= Bianca (singer) =

German singer and composer

Herlinde Grobe (born October 5, 1948, in Hausen bei Offenbach), known by her stage name Bianca, is a German singer and composer of folk hits. She is particularly known for her songs with religious content. As a singer she performs under the name "Bianca"; as a composer under her real name "Herlinde Grobe". She writes the lyrics for her songs under the pseudonym "Sandra Mareike".

== Biography ==

Bianca already played the accordion as a child and sang in a children's choir. She underwent classical dance training and eventually became a finetäschnerin. At the age of fifteen, she tried her hand at singing pop songs. Between 1964 and 1968, she released 7 singles under the stage name Berti Glockner. Thomas Fritsch and Bianca released the song Ihr waren doch auch nicht anders as Berti und Thommy in 1966. In the 1970s, she sang in Christian musicals (including the role of Lydia in Siegfried Fietz's Paulus oratorio in 1973). Also in 1973, she recorded the signature tune Radio Luxembourg wishes "Good Morning" for Radio Luxembourg's Happy Alarm Clock. She also sang the chorus with Frank Farian in his hit Rocky (also in Spring über deinen Schatten, Tommy and An mir soll es nicht liegen). In 1977, Farian produced the single Der Junge, den ich nie vergessen kann for Herlinde.
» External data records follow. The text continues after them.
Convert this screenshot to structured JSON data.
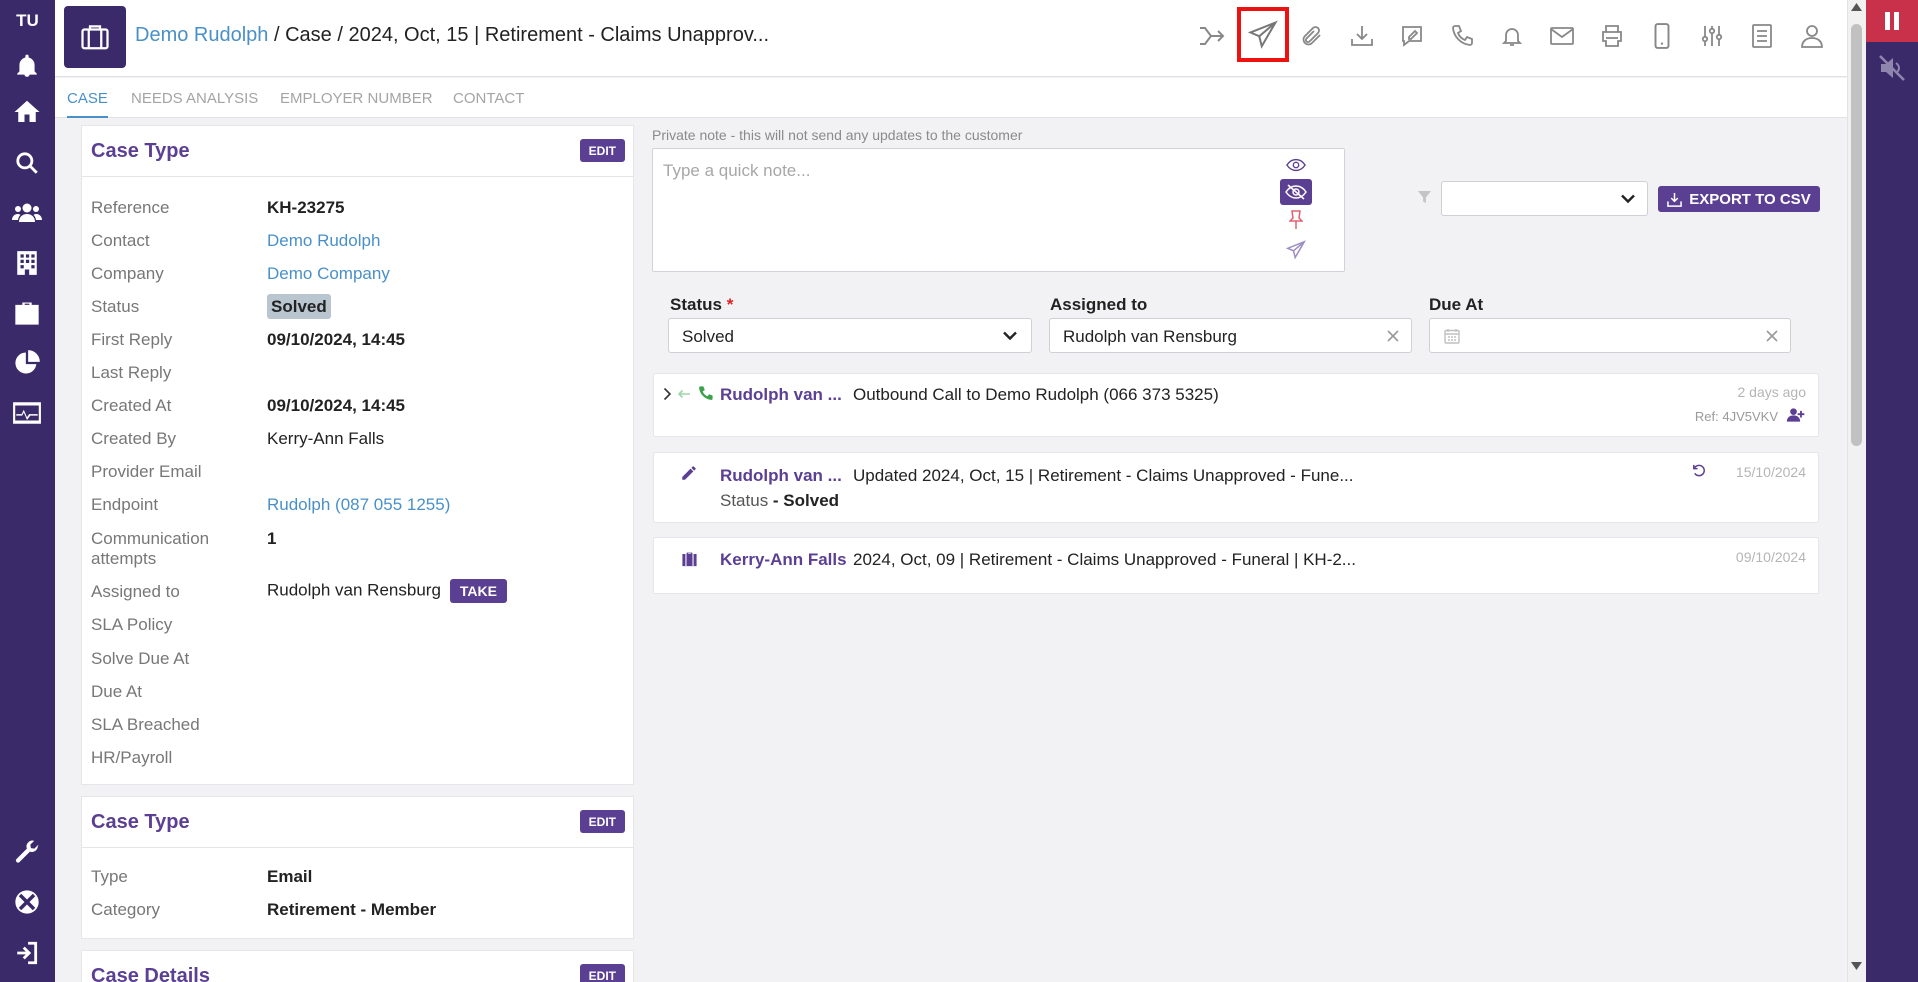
{
  "app": {
    "user_initials": "TU"
  },
  "header": {
    "contact_link": "Demo Rudolph",
    "crumb_rest": " / Case / 2024, Oct, 15 | Retirement - Claims Unapprov..."
  },
  "tabs": [
    "CASE",
    "NEEDS ANALYSIS",
    "EMPLOYER NUMBER",
    "CONTACT"
  ],
  "case_card": {
    "title": "Case Type",
    "edit": "EDIT",
    "rows": [
      {
        "label": "Reference",
        "value": "KH-23275"
      },
      {
        "label": "Contact",
        "value": "Demo Rudolph"
      },
      {
        "label": "Company",
        "value": "Demo Company"
      },
      {
        "label": "Status",
        "value": "Solved"
      },
      {
        "label": "First Reply",
        "value": "09/10/2024, 14:45"
      },
      {
        "label": "Last Reply",
        "value": ""
      },
      {
        "label": "Created At",
        "value": "09/10/2024, 14:45"
      },
      {
        "label": "Created By",
        "value": "Kerry-Ann Falls"
      },
      {
        "label": "Provider Email",
        "value": ""
      },
      {
        "label": "Endpoint",
        "value": "Rudolph (087 055 1255)"
      },
      {
        "label": "Communication attempts",
        "value": "1"
      },
      {
        "label": "Assigned to",
        "value": "Rudolph van Rensburg",
        "action": "TAKE"
      },
      {
        "label": "SLA Policy",
        "value": ""
      },
      {
        "label": "Solve Due At",
        "value": ""
      },
      {
        "label": "Due At",
        "value": ""
      },
      {
        "label": "SLA Breached",
        "value": ""
      },
      {
        "label": "HR/Payroll",
        "value": ""
      }
    ]
  },
  "type_card": {
    "title": "Case Type",
    "edit": "EDIT",
    "rows": [
      {
        "label": "Type",
        "value": "Email"
      },
      {
        "label": "Category",
        "value": "Retirement - Member"
      }
    ]
  },
  "details_card": {
    "title": "Case Details",
    "edit": "EDIT"
  },
  "note": {
    "hint": "Private note - this will not send any updates to the customer",
    "placeholder": "Type a quick note..."
  },
  "filter": {
    "selected": ""
  },
  "export_label": "EXPORT TO CSV",
  "form": {
    "status_label": "Status",
    "status_required": "*",
    "status_value": "Solved",
    "assigned_label": "Assigned to",
    "assigned_value": "Rudolph van Rensburg",
    "due_label": "Due At",
    "due_value": ""
  },
  "activity": [
    {
      "author": "Rudolph van ...",
      "text": "Outbound Call to Demo Rudolph (066 373 5325)",
      "date": "2 days ago",
      "ref": "Ref: 4JV5VKV",
      "icon": "phone-icon"
    },
    {
      "author": "Rudolph van ...",
      "text": "Updated 2024, Oct, 15 | Retirement - Claims Unapproved - Fune...",
      "sub_label": "Status",
      "sub_value": " - Solved",
      "date": "15/10/2024",
      "icon": "pencil-icon"
    },
    {
      "author": "Kerry-Ann Falls",
      "text": "2024, Oct, 09 | Retirement - Claims Unapproved - Funeral | KH-2...",
      "date": "09/10/2024",
      "icon": "briefcase-icon"
    }
  ],
  "colors": {
    "brand": "#3b2a69",
    "accent": "#5b3f92",
    "link": "#4a90c8",
    "highlight": "#ee1111"
  }
}
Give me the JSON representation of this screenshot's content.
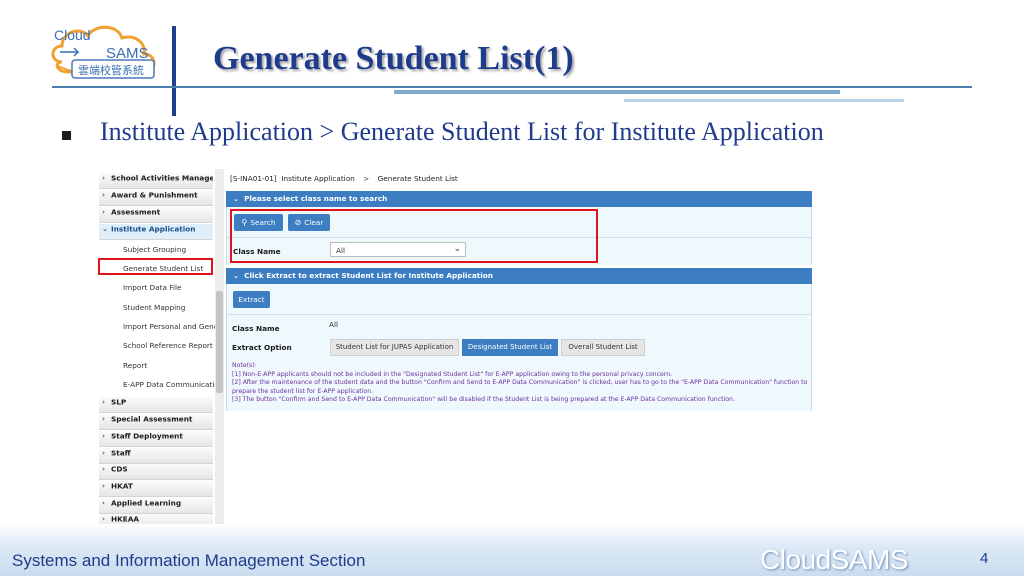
{
  "slide": {
    "title": "Generate Student List(1)",
    "bullet": "Institute Application > Generate Student List for Institute Application",
    "footer_text": "Systems and Information Management Section",
    "footer_brand": "CloudSAMS",
    "page_number": "4"
  },
  "logo": {
    "cloud": "Cloud",
    "sams": "SAMS",
    "chinese": "雲端校管系統"
  },
  "colors": {
    "title": "#1f3b8c",
    "panel_header": "#3d7ec2",
    "highlight_border": "#e0121c",
    "note_text": "#7030a0"
  },
  "sidebar": {
    "items": [
      {
        "label": "School Activities Management",
        "icon": "chevron-right-icon"
      },
      {
        "label": "Award & Punishment",
        "icon": "chevron-right-icon"
      },
      {
        "label": "Assessment",
        "icon": "chevron-right-icon"
      },
      {
        "label": "Institute Application",
        "icon": "chevron-down-icon"
      }
    ],
    "subitems": [
      "Subject Grouping",
      "Generate Student List",
      "Import Data File",
      "Student Mapping",
      "Import Personal and General Information",
      "School Reference Report",
      "Report",
      "E-APP Data Communication"
    ],
    "items_after": [
      "SLP",
      "Special Assessment",
      "Staff Deployment",
      "Staff",
      "CDS",
      "HKAT",
      "Applied Learning",
      "HKEAA"
    ]
  },
  "breadcrumb": {
    "code": "[S-INA01-01]",
    "module": "Institute Application",
    "separator": ">",
    "page": "Generate Student List"
  },
  "search_panel": {
    "header": "Please select class name to search",
    "search_button": "Search",
    "clear_button": "Clear",
    "class_name_label": "Class Name",
    "class_name_value": "All"
  },
  "extract_panel": {
    "header": "Click Extract to extract Student List for Institute Application",
    "extract_button": "Extract",
    "class_name_label": "Class Name",
    "class_name_value": "All",
    "extract_option_label": "Extract Option",
    "options": [
      {
        "label": "Student List for JUPAS Application",
        "selected": false
      },
      {
        "label": "Designated Student List",
        "selected": true
      },
      {
        "label": "Overall Student List",
        "selected": false
      }
    ],
    "notes": [
      "Note(s):",
      "[1]  Non-E-APP applicants should not be included in the \"Designated Student List\" for E-APP application owing to the personal privacy concern.",
      "[2]  After the maintenance of the student data and the button \"Confirm and Send to E-APP Data Communication\" is clicked, user has to go to the \"E-APP Data Communication\" function to prepare the student list for E-APP application.",
      "[3]  The button \"Confirm and Send to E-APP Data Communication\" will be disabled if the Student List is being prepared at the E-APP Data Communication function."
    ]
  }
}
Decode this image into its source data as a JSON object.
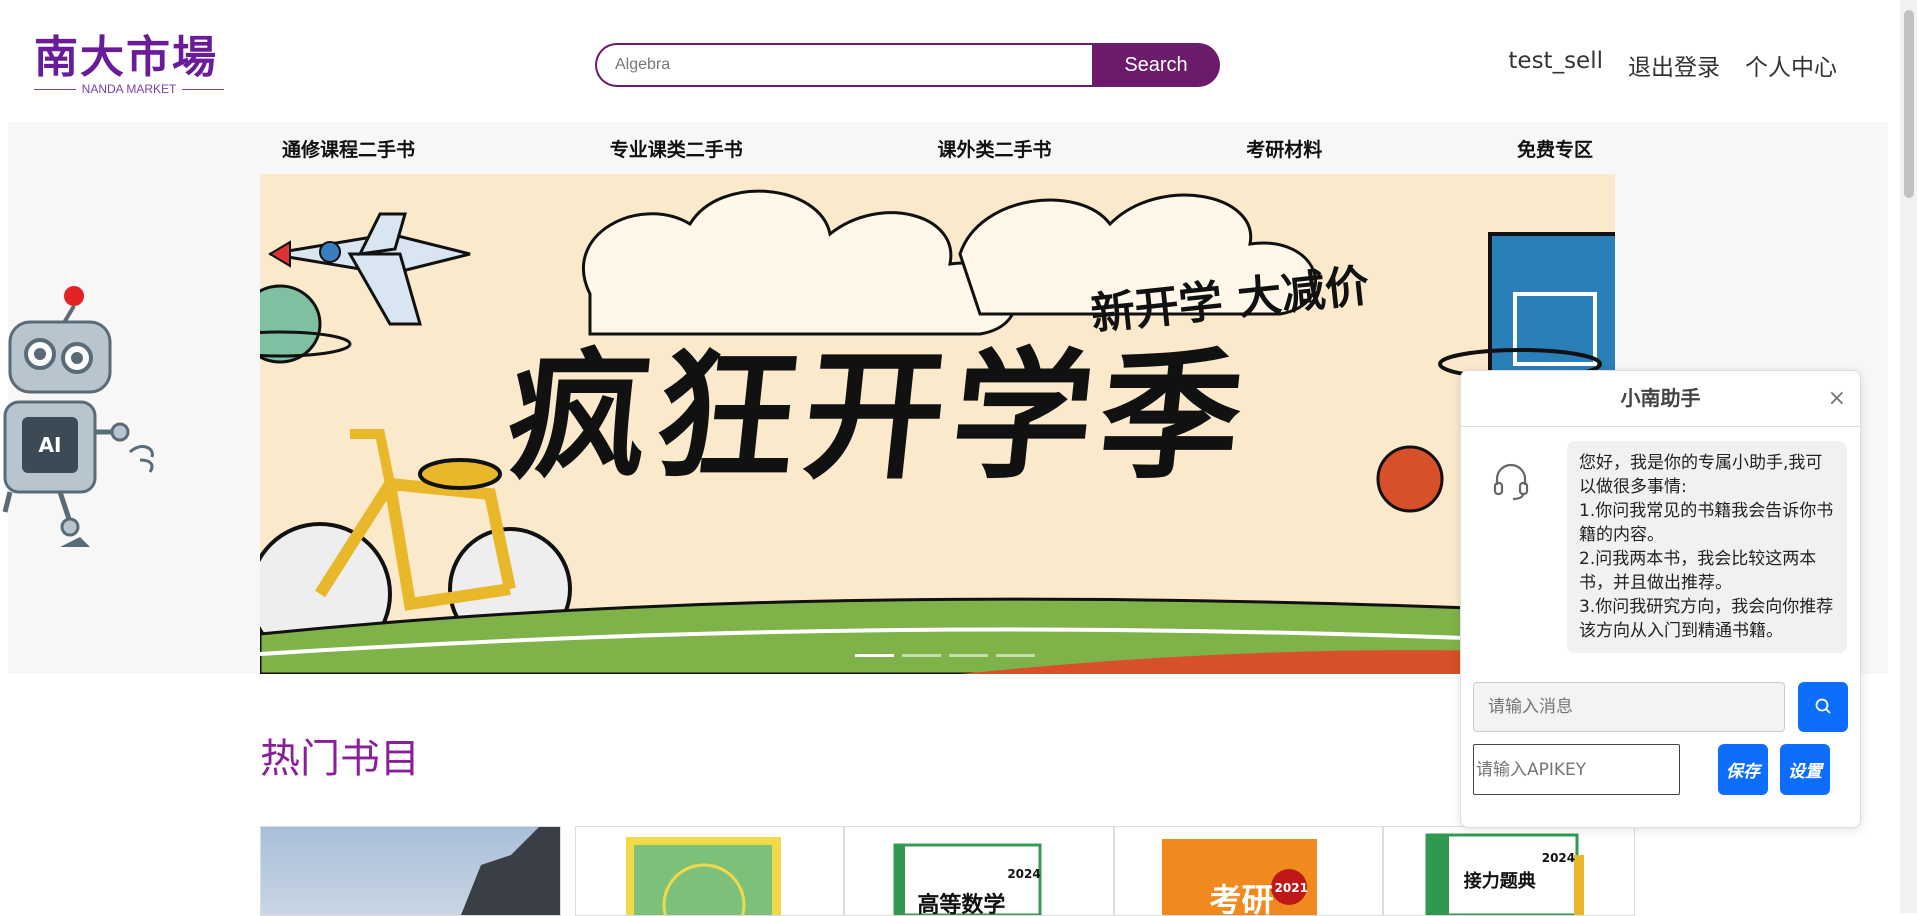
{
  "header": {
    "logo_cn": "南大市場",
    "logo_en": "NANDA MARKET",
    "search": {
      "value": "Algebra",
      "button": "Search"
    },
    "user": "test_sell",
    "logout": "退出登录",
    "profile": "个人中心"
  },
  "categories": [
    "通修课程二手书",
    "专业课类二手书",
    "课外类二手书",
    "考研材料",
    "免费专区"
  ],
  "banner": {
    "title": "疯狂开学季",
    "tag": "新开学 大减价",
    "slides": 4,
    "active_slide": 1
  },
  "robot_chip": "AI",
  "hot_books_title": "热门书目",
  "books": [
    {
      "label": ""
    },
    {
      "label": ""
    },
    {
      "label": "高等数学",
      "badge": "2024"
    },
    {
      "label": "考研",
      "badge": "2021"
    },
    {
      "label": "接力题典",
      "badge": "2024"
    }
  ],
  "chat": {
    "title": "小南助手",
    "close": "×",
    "message": "您好，我是你的专属小助手,我可以做很多事情:\n1.你问我常见的书籍我会告诉你书籍的内容。\n2.问我两本书，我会比较这两本书，并且做出推荐。\n3.你问我研究方向，我会向你推荐该方向从入门到精通书籍。",
    "input_placeholder": "请输入消息",
    "apikey_placeholder": "请输入APIKEY",
    "save": "保存",
    "settings": "设置"
  },
  "colors": {
    "brand": "#6a1b6a",
    "accent": "#8a1f9a",
    "primary": "#0d6efd"
  }
}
In 1986, she began her career as a singer and composer. She composed two titles (Lieder der Berge and Zaubersee) for the Grand Prix der Volksmusik, which she initially sang herself. In the competition, the titles were then sung by Heino and Uschi Bauer. Heino's song reached 12th place, Uschi Bauer was eliminated early. At the Grand Prix der Volksmusik 1989 she was again represented with two titles composed by her. Hörst du die Glocken von Stella Maria, sung by Edith Prock, reached 4th place, and Die Rosen der Madonna, which she sang herself, reached 5th place. At the Grand Prix der Volksmusik 1990, she tried with the song Lieber Gott, lass uns erhalten and did not make it past the preliminary round. In the same year, she reached 3rd place with Ich träume in der Heide at the Lieder so schön wie der Norden competition in 1990. In 1992 she was at the Grand Prix der Volksmusik 1992 with Schäfers Traum and reached 10th place, and at the Grand Prix der Volksmusik 1995 she did not make it past the preliminary decision. At the Grand Prix der Volksmusik 1996, she took 4th place with Und in Val Campano ist Frühling. She is a frequent guest at folk television and radio events.

She is divorced and has two daughters.